Sandymummy · 15/04/2023 16:21

Mine more straightforward. Most to DH unless he’s not here and then to DC.

Yes but yours shouldn't say that. Anything you then leave to your husband is going to be split between the step children and your own children.

Idrankyourbananamilk · 27/07/2023 08:43

OP, what happens to the youngest child if you die first? Most of yours is going to your husband, who will then leave it all to his older children?

okiedokie1 · 27/07/2023 08:48

Idrankyourbananamilk · 27/07/2023 08:43

OP, what happens to the youngest child if you die first? Most of yours is going to your husband, who will then leave it all to his older children?

Why would he leave it all to his eldest two? They are all his dc so surely he'd split 3 ways

Lovetotravel123 · 27/07/2023 08:51

Would life insurance help with this?

Somewhereovertherainbowweighapie · 27/07/2023 08:52

It’s good that you have realised this now rather than later. You must change your will. If you are in an accident with DH and you die, then him your child will be left with nothing.

I assume you have spoken to him and let him know he is potentially leaving your child homeless? I would give him the option of giving you a lifetime interest in house or you will have to sell your share of the house with him and buy something on your own.

okiedokie1 · 27/07/2023 08:53

I have a question. If the house is co-owned then when one spouse leaves say 50% if their assets to their first dc or to a dog's home or whatever, is it deemed that 'their assets' are 50% or some other % of the house? They obviously can't leave ALL the martial assets as some of those assets belong to the surviving spouse

CwmYoy · 27/07/2023 08:58

Why isn't he leaving anything to the youngest DC?

His 50% to the children should be split 3 ways not 2.

Codlingmoths · 27/07/2023 09:06

So if you die, your joint child, dhs youngest gets… very little and Dh gets most of it? And if he dies you get half, his older children gets half and his youngest child gets nothing.
Why is no one looking after the poor youngest here? They could possibly be still too young to look after themselves when one of you pops off. If you both died in a car accident together your youngest could be an orphan minor wiht no inheritance. You both need to change your wills to be fair to your joint child personally. Wills tend to act as a final message on how much you were loved, and it’s not looking like a nice message from here.

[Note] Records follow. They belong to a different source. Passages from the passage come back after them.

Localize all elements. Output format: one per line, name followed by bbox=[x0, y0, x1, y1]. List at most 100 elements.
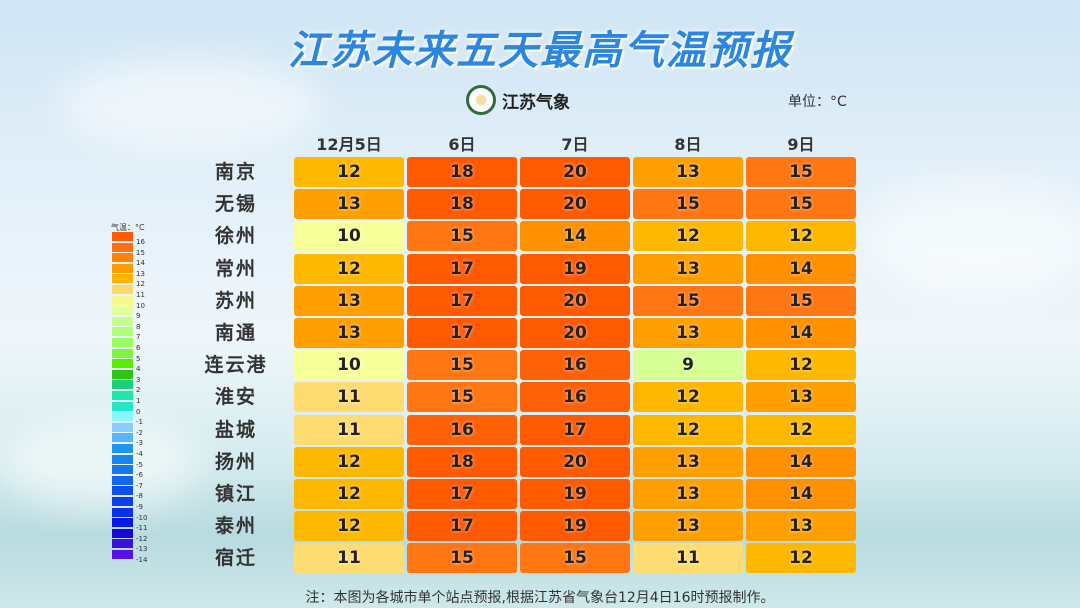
legend-label: -9 bbox=[136, 503, 143, 511]
logo-text: 江苏气象 bbox=[502, 92, 570, 113]
heatmap-cell: 17 bbox=[520, 414, 630, 445]
heatmap-cell: 12 bbox=[294, 446, 404, 477]
legend-label: 0 bbox=[136, 407, 141, 416]
heatmap-cell: 17 bbox=[407, 285, 517, 316]
legend-swatch bbox=[112, 285, 133, 294]
row-label-city: 徐州 bbox=[214, 225, 257, 248]
legend-label: -3 bbox=[136, 439, 143, 448]
heatmap-cell: 14 bbox=[746, 253, 856, 284]
legend-swatch bbox=[112, 369, 133, 379]
legend-label: 1 bbox=[136, 397, 141, 405]
legend-swatch bbox=[112, 507, 133, 517]
heatmap-cell: 11 bbox=[294, 382, 404, 413]
legend-label: -5 bbox=[136, 460, 143, 469]
heatmap-cell: 13 bbox=[294, 318, 404, 348]
legend-label: 10 bbox=[136, 301, 145, 310]
unit-label: 单位：°C bbox=[788, 94, 847, 110]
heatmap-cell: 10 bbox=[294, 221, 404, 252]
row-label-city: 苏州 bbox=[214, 289, 257, 312]
column-header: 8日 bbox=[674, 135, 702, 154]
heatmap-cell: 13 bbox=[633, 253, 743, 284]
column-header: 12月5日 bbox=[316, 135, 382, 154]
heatmap-cell: 13 bbox=[746, 511, 856, 542]
row-label-city: 宿迁 bbox=[214, 547, 257, 570]
heatmap-cell: 17 bbox=[407, 318, 517, 348]
heatmap-cell: 19 bbox=[520, 511, 630, 542]
row-label-city: 南通 bbox=[214, 322, 257, 344]
row-label-city: 南京 bbox=[214, 161, 257, 183]
heatmap-cell: 16 bbox=[520, 350, 630, 381]
legend-swatch bbox=[112, 497, 133, 506]
legend-label: -11 bbox=[136, 524, 148, 533]
legend-label: 12 bbox=[136, 280, 145, 289]
legend-swatch bbox=[112, 338, 133, 347]
legend-swatch bbox=[112, 359, 133, 369]
legend-swatch bbox=[112, 486, 133, 496]
legend-label: 11 bbox=[136, 291, 145, 299]
heatmap-cell: 15 bbox=[407, 543, 517, 574]
heatmap-cell: 12 bbox=[294, 479, 404, 509]
heatmap-cell: 18 bbox=[407, 157, 517, 187]
legend-swatch bbox=[112, 232, 133, 241]
legend-label: 6 bbox=[136, 344, 141, 352]
heatmap-cell: 9 bbox=[633, 350, 743, 381]
row-label-city: 泰州 bbox=[214, 515, 257, 538]
heatmap-cell: 14 bbox=[520, 221, 630, 252]
row-label-city: 无锡 bbox=[214, 193, 257, 216]
legend-swatch bbox=[112, 391, 133, 400]
heatmap-cell: 16 bbox=[407, 414, 517, 445]
legend-label: 4 bbox=[136, 365, 141, 374]
legend-swatch bbox=[112, 475, 133, 485]
legend-swatch bbox=[112, 306, 133, 316]
heatmap-cell: 12 bbox=[746, 543, 856, 574]
heatmap-cell: 20 bbox=[520, 285, 630, 316]
legend-swatch bbox=[112, 348, 133, 358]
legend-swatch bbox=[112, 518, 133, 528]
legend-swatch bbox=[112, 242, 133, 252]
heatmap-cell: 13 bbox=[746, 382, 856, 413]
legend-swatch bbox=[112, 528, 133, 538]
legend-label: 9 bbox=[136, 312, 141, 321]
heatmap-cell: 20 bbox=[520, 189, 630, 220]
heatmap-cell: 17 bbox=[407, 511, 517, 542]
row-label-city: 镇江 bbox=[214, 483, 257, 505]
legend-swatch bbox=[112, 433, 133, 443]
heatmap-cell: 19 bbox=[520, 253, 630, 284]
column-header: 7日 bbox=[561, 135, 589, 154]
legend-swatch bbox=[112, 253, 133, 263]
heatmap-cell: 13 bbox=[294, 285, 404, 316]
legend-label: -8 bbox=[136, 492, 143, 501]
heatmap-cell: 17 bbox=[407, 253, 517, 284]
heatmap-cell: 14 bbox=[746, 446, 856, 477]
heatmap-cell: 12 bbox=[633, 382, 743, 413]
legend-swatch bbox=[112, 401, 133, 411]
heatmap-cell: 15 bbox=[746, 189, 856, 220]
cloud-decoration bbox=[60, 60, 320, 150]
legend-swatch bbox=[112, 454, 133, 464]
legend-label: -13 bbox=[136, 545, 148, 554]
heatmap-cell: 12 bbox=[633, 414, 743, 445]
legend-label: -6 bbox=[136, 471, 143, 480]
heatmap-cell: 18 bbox=[407, 446, 517, 477]
legend-label: 7 bbox=[136, 333, 141, 342]
legend-title: 气温：°C bbox=[111, 223, 145, 232]
heatmap-cell: 13 bbox=[633, 479, 743, 509]
legend-label: 14 bbox=[136, 259, 145, 268]
heatmap-cell: 12 bbox=[746, 221, 856, 252]
legend-swatch bbox=[112, 263, 133, 273]
heatmap-cell: 15 bbox=[633, 285, 743, 316]
legend-swatch bbox=[112, 380, 133, 390]
column-header: 9日 bbox=[787, 135, 815, 154]
cloud-decoration bbox=[860, 180, 1080, 300]
heatmap-cell: 13 bbox=[633, 446, 743, 477]
legend-label: 5 bbox=[136, 354, 141, 363]
heatmap-cell: 14 bbox=[746, 479, 856, 509]
logo: 江苏气象 bbox=[466, 85, 570, 115]
heatmap-cell: 12 bbox=[294, 157, 404, 187]
heatmap-cell: 12 bbox=[746, 414, 856, 445]
legend-label: -10 bbox=[136, 513, 148, 522]
legend-swatch bbox=[112, 274, 133, 284]
row-label-city: 扬州 bbox=[214, 450, 257, 473]
heatmap-cell: 20 bbox=[520, 446, 630, 477]
heatmap-cell: 15 bbox=[407, 350, 517, 381]
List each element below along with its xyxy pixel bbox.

NoSquirrels · 27/07/2023 09:15

okiedokie1 · 27/07/2023 08:53

I have a question. If the house is co-owned then when one spouse leaves say 50% if their assets to their first dc or to a dog's home or whatever, is it deemed that 'their assets' are 50% or some other % of the house? They obviously can't leave ALL the martial assets as some of those assets belong to the surviving spouse

This is an original thread from April. Not sure everyone realises that!

But to answer your question, it depends on how the house is co-owned.

Joint tenants (most usual) = 50% each.

Tenants in common = whatever percentage was specified in the paperwork when you bought it.

If you don’t remember having that discussion with a solicitor it’s likely that it’s joint tenants = 50%.

Other ‘marital assets’ e.g. savings accounts it depends whose name the accounts are in. Joint names, 50%. Individual names, 100% the asset of the person whose name it’s in. So if your DH has ALL the family savings in their name, you would only get 50% of that if that’s what the will said. If you had all the family savings in joint names, you’d get 100%.